Embora a atividade petroleira deixe royalties para as províncias e os municípios em que é realizada, para Lavín isso não é atraente o suficiente. “Preferimos pera, maçã, vinho e cerveja”, enfatiza.
Sauzal Bonito é uma cidade pequena com uma única rua pavimentada perto da hidrelétrica e do reservatório de Los Barreales. Lá, as casas mostram rachaduras e os habitantes reclamam de terremotos contínuos que não sentiam antes.
“Três anos atrás, os tremores começaram. Na minha casa houve danos, pedaços de paredes caíram”, conta Marisol Sandoval, mãe de dois filhos.
Na cidade, o governo da província interditou três casas que eram inabitáveis.
“Nossos são prédios antigos, as casas são feitas de tijolos de barro. Estamos em uma zona de petróleo. Eles deveriam pelo menos vir nos dar uma palestra a respeito”, diz Sandoval.
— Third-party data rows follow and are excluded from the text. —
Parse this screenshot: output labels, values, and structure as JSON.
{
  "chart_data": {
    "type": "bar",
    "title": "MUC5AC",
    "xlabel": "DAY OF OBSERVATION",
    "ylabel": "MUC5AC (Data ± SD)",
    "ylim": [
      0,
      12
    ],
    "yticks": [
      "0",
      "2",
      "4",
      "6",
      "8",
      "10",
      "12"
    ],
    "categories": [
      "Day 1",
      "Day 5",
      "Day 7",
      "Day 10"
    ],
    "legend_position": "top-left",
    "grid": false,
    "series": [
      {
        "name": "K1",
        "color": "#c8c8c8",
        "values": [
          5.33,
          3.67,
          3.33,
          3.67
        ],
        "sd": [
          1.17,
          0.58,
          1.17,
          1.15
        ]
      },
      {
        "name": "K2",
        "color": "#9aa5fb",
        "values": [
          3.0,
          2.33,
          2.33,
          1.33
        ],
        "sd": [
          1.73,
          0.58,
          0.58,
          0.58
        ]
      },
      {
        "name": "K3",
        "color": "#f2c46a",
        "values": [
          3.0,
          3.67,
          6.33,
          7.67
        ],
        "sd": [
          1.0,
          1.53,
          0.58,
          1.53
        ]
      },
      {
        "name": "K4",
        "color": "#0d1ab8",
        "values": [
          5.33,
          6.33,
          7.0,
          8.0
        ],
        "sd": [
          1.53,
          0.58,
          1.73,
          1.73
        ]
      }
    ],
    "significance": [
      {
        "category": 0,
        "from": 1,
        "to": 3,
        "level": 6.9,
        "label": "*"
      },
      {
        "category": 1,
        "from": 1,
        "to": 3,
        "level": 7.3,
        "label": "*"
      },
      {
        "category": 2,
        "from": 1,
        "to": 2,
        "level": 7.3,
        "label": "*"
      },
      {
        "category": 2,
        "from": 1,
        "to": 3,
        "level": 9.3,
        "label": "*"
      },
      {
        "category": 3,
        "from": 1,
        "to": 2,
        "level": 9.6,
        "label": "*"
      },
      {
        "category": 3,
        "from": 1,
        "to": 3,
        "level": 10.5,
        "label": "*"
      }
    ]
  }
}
Nos arredores de Allen, Roxana Valverde, uma agricultora de 44 anos e mãe de seis filhos, também vive em uma casa precária e fraturada.
“O fracking nos afetou bastante. Temos casas destruídas e outras com rachaduras nas paredes devido à vibração de caminhões passando. Há muitas crianças com problemas respiratórios. Diminuíram as lavouras, existem muitos descampados que eram anteriormente fazendas de frutas e vegetais”, descreve.
“Tentamos comprar em outro lugar, mas, como estamos cercados por empresas de petróleo, tudo é muito caro e não há muita saída”, lamenta Valverde.